Conservation measures taken through the use of EMIS included optimized HVAC scheduling, reduced overventilation, reduced simultaneous heating and cooling, temperature setpoint adjustments, reduced VAV box minimum flow, and supply air temperature reset. The study noted that some of the energy savings may have come from building improvements not related to the use of EMIS.

In a 2022 study, also from the Berkeley laboratory, cloud-based EMIS software was deployed at 10 buildings, totaling 280,000 square feet, at a university in California, and its impact on energy use studied over about two years. One building, a music building, was all-electric; the other nine were heated by gas-fueled boilers and cooled by chillers. Most of the buildings had older BAS equipment using Building Automation and Control Network over Internet Protocol (BACnet/IP).

Conventional BAS “fail to optimize energy use because predetermined settings become rapidly obsolete, and most BAS are not able to continuously and automatically optimize set points for key systems, such as variable frequency drives, valve positions, and damper positions,” the researchers wrote. “Conventional BAS also do not respond dynamically to changes in building schedules and room occupancy, and they are not cognizant of current and forecasted environmental factors and grid conditions that would enable optimization of energy use.”

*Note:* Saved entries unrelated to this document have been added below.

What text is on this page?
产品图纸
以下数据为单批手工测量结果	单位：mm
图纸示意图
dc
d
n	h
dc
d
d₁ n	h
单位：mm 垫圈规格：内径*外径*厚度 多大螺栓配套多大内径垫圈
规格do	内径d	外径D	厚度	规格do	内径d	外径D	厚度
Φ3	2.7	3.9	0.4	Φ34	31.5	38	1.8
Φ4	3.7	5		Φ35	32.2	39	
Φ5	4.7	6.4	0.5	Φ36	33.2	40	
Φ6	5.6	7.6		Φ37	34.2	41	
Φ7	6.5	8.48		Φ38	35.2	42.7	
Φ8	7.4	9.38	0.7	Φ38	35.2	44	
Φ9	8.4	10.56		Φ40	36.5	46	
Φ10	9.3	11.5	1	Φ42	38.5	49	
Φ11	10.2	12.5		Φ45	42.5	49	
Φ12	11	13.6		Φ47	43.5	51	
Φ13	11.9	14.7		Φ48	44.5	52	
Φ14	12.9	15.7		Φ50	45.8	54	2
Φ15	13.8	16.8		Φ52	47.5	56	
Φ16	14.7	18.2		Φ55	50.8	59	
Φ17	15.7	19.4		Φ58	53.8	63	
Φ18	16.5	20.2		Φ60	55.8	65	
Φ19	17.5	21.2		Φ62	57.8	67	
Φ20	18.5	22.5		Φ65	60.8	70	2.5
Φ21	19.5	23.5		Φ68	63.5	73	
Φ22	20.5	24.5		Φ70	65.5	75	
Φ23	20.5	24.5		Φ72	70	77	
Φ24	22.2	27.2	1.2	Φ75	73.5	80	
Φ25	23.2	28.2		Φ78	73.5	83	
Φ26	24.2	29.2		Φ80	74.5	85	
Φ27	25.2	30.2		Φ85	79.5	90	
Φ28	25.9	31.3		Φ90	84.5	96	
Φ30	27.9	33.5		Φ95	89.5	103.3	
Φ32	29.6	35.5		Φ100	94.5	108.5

The researchers’ software included FDD and a data analytics program they called advanced system optimization (ASO). The platform was designed to provide information about faulty and underperforming equipment and control and optimize HVAC equipment.

Energy savings of up to 35% were achieved by applying FDD, and savings of up to 25% were achieved by applying ASO, the study said.

In one example discussed in the study, FDD analyzed data trends to flag a 120-ton chiller that had been short cycling since its installation in 2016. Once the chiller was fixed, its electricity demand dropped from close to 20 kW to under 15kW and, at times, under 10kW, the study said.

“As HVAC technologies change over time, as they certainly will, we’ll see new opportunities to apply controls in different ways, in better ways,” Salmon said.